Random Scaling and Momentum for Non-smooth Non-convex Optimization
Qinzi Zhang, Ashok Cutkosky
TL;DR
This work addresses optimization of non-smooth non-convex objectives typical in neural network training by introducing a relaxed convergence criterion, the $(c,\epsilon)$-stationary point, and a general Exponentiated Online-to-non-convex (O2NC) framework. A key idea is to random-scale online updates with an exponential factor, enabling a direct online-to-non-convex reduction that connects online convex optimization to non-convex stochastic optimization. Instantiating the framework with a simple unconstrained online gradient descent yields a SGDM-like algorithm with an exponential random scaling on the update, and the authors prove optimal convergence rates under their criterion, including matching lower bounds. Empirical results on CIFAR-10 with ResNet-18 show the randomized-SGDM variant performs comparably to standard SGDM, supporting the theoretical claims and suggesting practical viability.

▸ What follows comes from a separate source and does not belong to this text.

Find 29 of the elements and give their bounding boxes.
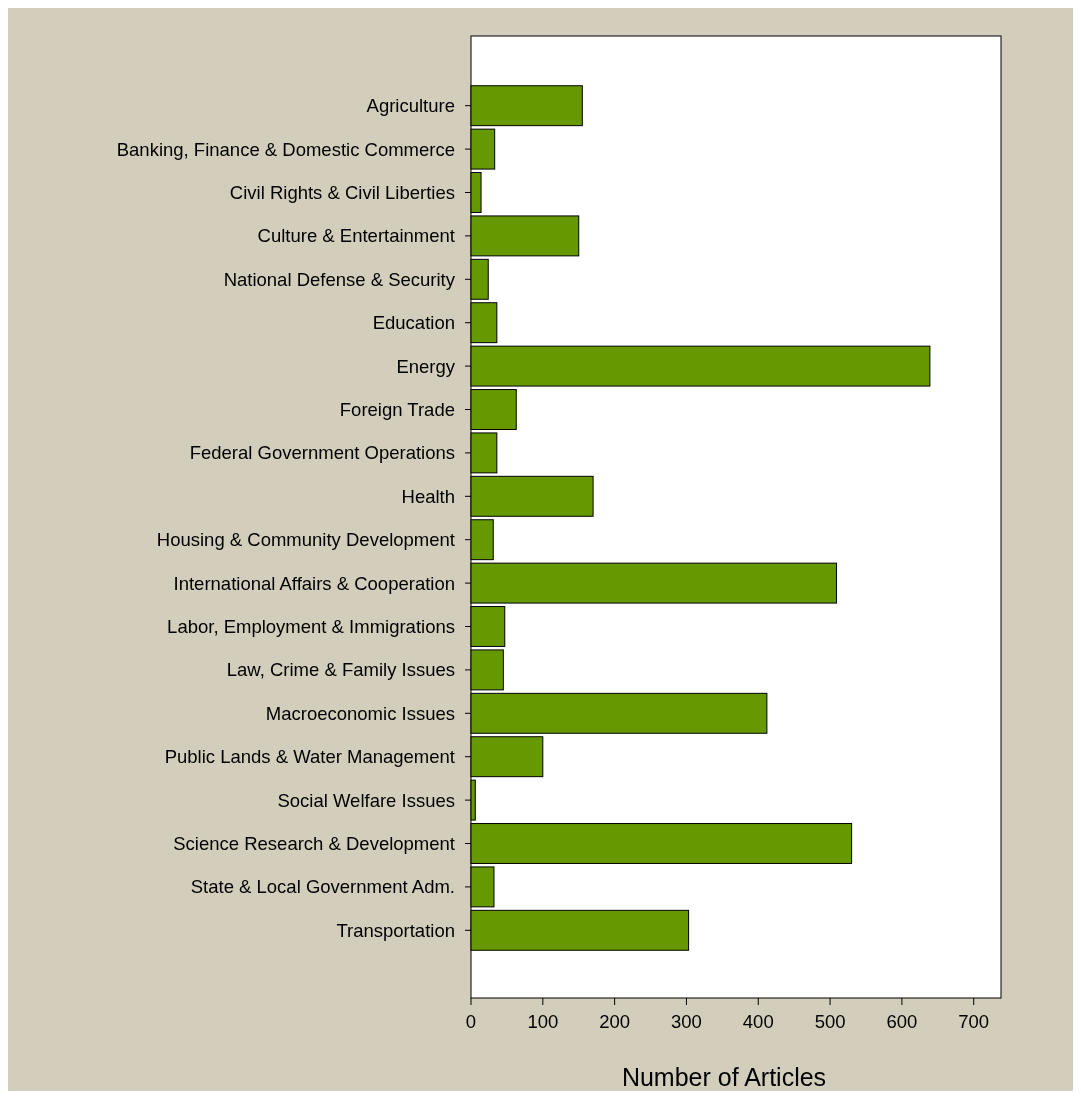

The work further highlights the potential to derive adaptive variants (e.g., Adam-like behavior) within this framework, opening avenues for future research in adaptive non-convex optimization.
Abstract
Training neural networks requires optimizing a loss function that may be highly irregular, and in particular neither convex nor smooth. Popular training algorithms are based on stochastic gradient descent with momentum (SGDM), for which classical analysis applies only if the loss is either convex or smooth. We show that a very small modification to SGDM closes this gap: simply scale the update at each time point by an exponentially distributed random scalar. The resulting algorithm achieves optimal convergence guarantees. Intriguingly, this result is not derived by a specific analysis of SGDM: instead, it falls naturally out of a more general framework for converting online convex optimization algorithms to non-convex optimization algorithms.